The Boredom of Sobriety?

Yesterday a young man shared in the meeting I attended that he is six months sober, and completely bored with his new life.  As he put it, “I just do the same things, day after day, and I am tired of it.  I miss the chaos of my old life.”

That same night I attended a party with many old non-alcoholic friends and family, and most were drinking.  As I watched them, I remembered what the young man had shared, and I could relate, a bit, with what he said.  For me, it is not boredom with my non-drinking routine… on the contrary, I am still profoundly grateful that I have my routine, and I am still amazed every time I accomplish a goal while clean and sober.  But I can relate to watching “normal” people who get to enjoy alcohol and seem to have no consequences from enjoying it… and I get jealous.  Why can’t I do that?  Why did I make the decisions I did to end up at this point in my life?  Why can’t I be normal?

And when I have those thoughts… which are, blessedly, few and far between these days… I have to use the tools I have been given to me by my 12 step program, and play that tape all the way through.  First, I am not living the lives of any of those people, so I have no clue if and what consequences they, or their loved ones, are paying for their drinking. 
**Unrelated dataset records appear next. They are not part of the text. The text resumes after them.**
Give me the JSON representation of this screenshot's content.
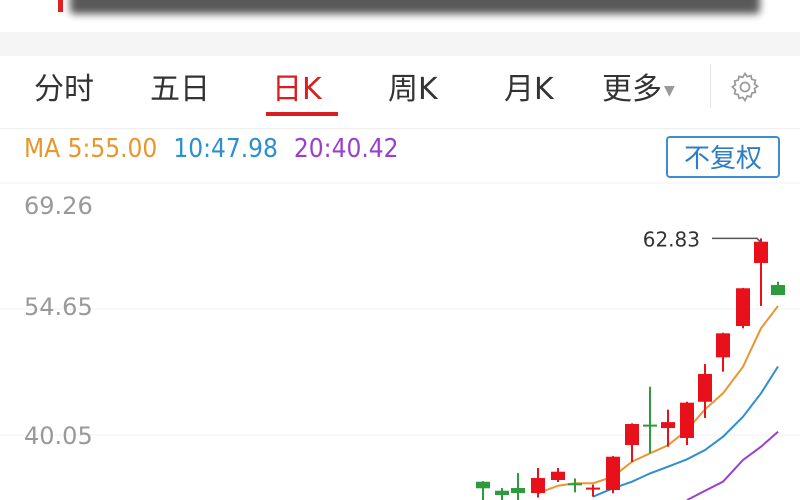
{
  "tabs": [
    {
      "label": "分时",
      "active": false
    },
    {
      "label": "五日",
      "active": false
    },
    {
      "label": "日K",
      "active": true
    },
    {
      "label": "周K",
      "active": false
    },
    {
      "label": "月K",
      "active": false
    },
    {
      "label": "更多",
      "active": false
    }
  ],
  "settings_icon": "gear-icon",
  "ma_legend": {
    "ma5": "MA 5:55.00",
    "ma10": "10:47.98",
    "ma20": "20:40.42"
  },
  "adjust_button": "不复权",
  "colors": {
    "up": "#e8101a",
    "down": "#2e9a3e",
    "ma5": "#e8962e",
    "ma10": "#2d8fd0",
    "ma20": "#9a3fd0",
    "accent": "#d81e1e"
  },
  "chart_data": {
    "type": "candlestick",
    "y_ticks": [
      "69.26",
      "54.65",
      "40.05"
    ],
    "max_label": "62.83",
    "candles": [
      {
        "open": 34.63,
        "close": 33.87,
        "high": 34.7,
        "low": 32.0
      },
      {
        "open": 33.59,
        "close": 33.09,
        "high": 33.9,
        "low": 32.3
      },
      {
        "open": 33.9,
        "close": 33.32,
        "high": 35.64,
        "low": 32.4
      },
      {
        "open": 33.32,
        "close": 35.06,
        "high": 36.22,
        "low": 32.8
      },
      {
        "open": 34.83,
        "close": 35.79,
        "high": 36.22,
        "low": 34.6
      },
      {
        "open": 34.45,
        "close": 34.38,
        "high": 35.0,
        "low": 33.4
      },
      {
        "open": 33.9,
        "close": 33.95,
        "high": 34.3,
        "low": 32.9
      },
      {
        "open": 33.67,
        "close": 37.53,
        "high": 37.6,
        "low": 33.3
      },
      {
        "open": 38.89,
        "close": 41.32,
        "high": 41.4,
        "low": 36.92
      },
      {
        "open": 41.25,
        "close": 41.17,
        "high": 45.64,
        "low": 37.96
      },
      {
        "open": 40.85,
        "close": 41.54,
        "high": 42.98,
        "low": 38.69
      },
      {
        "open": 39.7,
        "close": 43.79,
        "high": 43.9,
        "low": 38.89
      },
      {
        "open": 43.9,
        "close": 47.12,
        "high": 48.27,
        "low": 42.02
      },
      {
        "open": 49.05,
        "close": 51.83,
        "high": 51.9,
        "low": 47.38
      },
      {
        "open": 52.68,
        "close": 57.05,
        "high": 57.1,
        "low": 52.41
      },
      {
        "open": 59.98,
        "close": 62.45,
        "high": 62.83,
        "low": 55.0
      },
      {
        "open": 57.43,
        "close": 56.27,
        "high": 57.81,
        "low": 56.27
      }
    ],
    "ma5": [
      null,
      null,
      null,
      33.29,
      34.17,
      34.45,
      34.45,
      35.21,
      36.95,
      37.92,
      38.85,
      40.63,
      43.03,
      44.88,
      47.96,
      52.41,
      55.0
    ],
    "ma10": [
      null,
      null,
      null,
      null,
      null,
      null,
      32.9,
      33.87,
      34.63,
      35.6,
      36.37,
      37.23,
      38.31,
      39.85,
      42.17,
      44.88,
      47.98
    ],
    "ma20": [
      null,
      null,
      null,
      null,
      null,
      null,
      null,
      null,
      null,
      null,
      null,
      32.5,
      33.59,
      34.63,
      37.15,
      38.69,
      40.42
    ]
  }
}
Secondly, under no circumstances would I have ever been happy being a “normal” drinker.  I never, in my entire life, wanted just one drink.  On those rare occasions when I was able to drink moderately, I was most likely doing it to please someone in my life, I was certainly not pleasing myself.  To please myself, I would have drunk until all the alcohol was gone… that is the cold, harsh truth.

Finally, and most importantly, what are the drinking people doing that I’m not doing, besides getting drunk?  I am talking to the same people they are, enjoying the same jokes and stories, eating the same foods, and enjoying the same event that they are enjoying.  In fact, I may even have one up on them, because I will remember every detail, and I won’t have a headache in the morning.

So I am praying for that young man in the meeting, I hope he is able to reach the same level of peace that I have in my sobriety…


Posted on May 6, 2012, in Recovery and tagged , , , , , , , . Bookmark the permalink. 3 Comments.

  1. It is real progress when you recognize how good you feel about yourself when you make the right choices. You are right when you say you do not know how it affects the people who do give in to temptation, and be grateful that you now do not have to worry about that.


  2. Next week I begin an intensive outpatient program. designed for dual-diagnoses. I’m really looking forward to it. What I AM struggling with, is that I’m concerned this will be yet another disappointment as far as “recovery programs” go. I have no choice but to taper down on drinking (20-years in the making). A tonic-clonic seizure resulted in 2008. Why are so many programs designed around punishing the affected person. What is truly needed, is to discover what it was that led to ones wanting to numb themselves. As for myself, alcohol has become (and is) a devastating problem. However; the root of such must be discovered in order for me to understand and work through. Thank you for reading,


    • Thanks for the comment Sandy, and I wish you the best of luck in your IOP. I could not agree with you more about needing to discover root causes, which is really a lifetime journey (at least it is for me).

      I look forward to hearing all you learn in your program!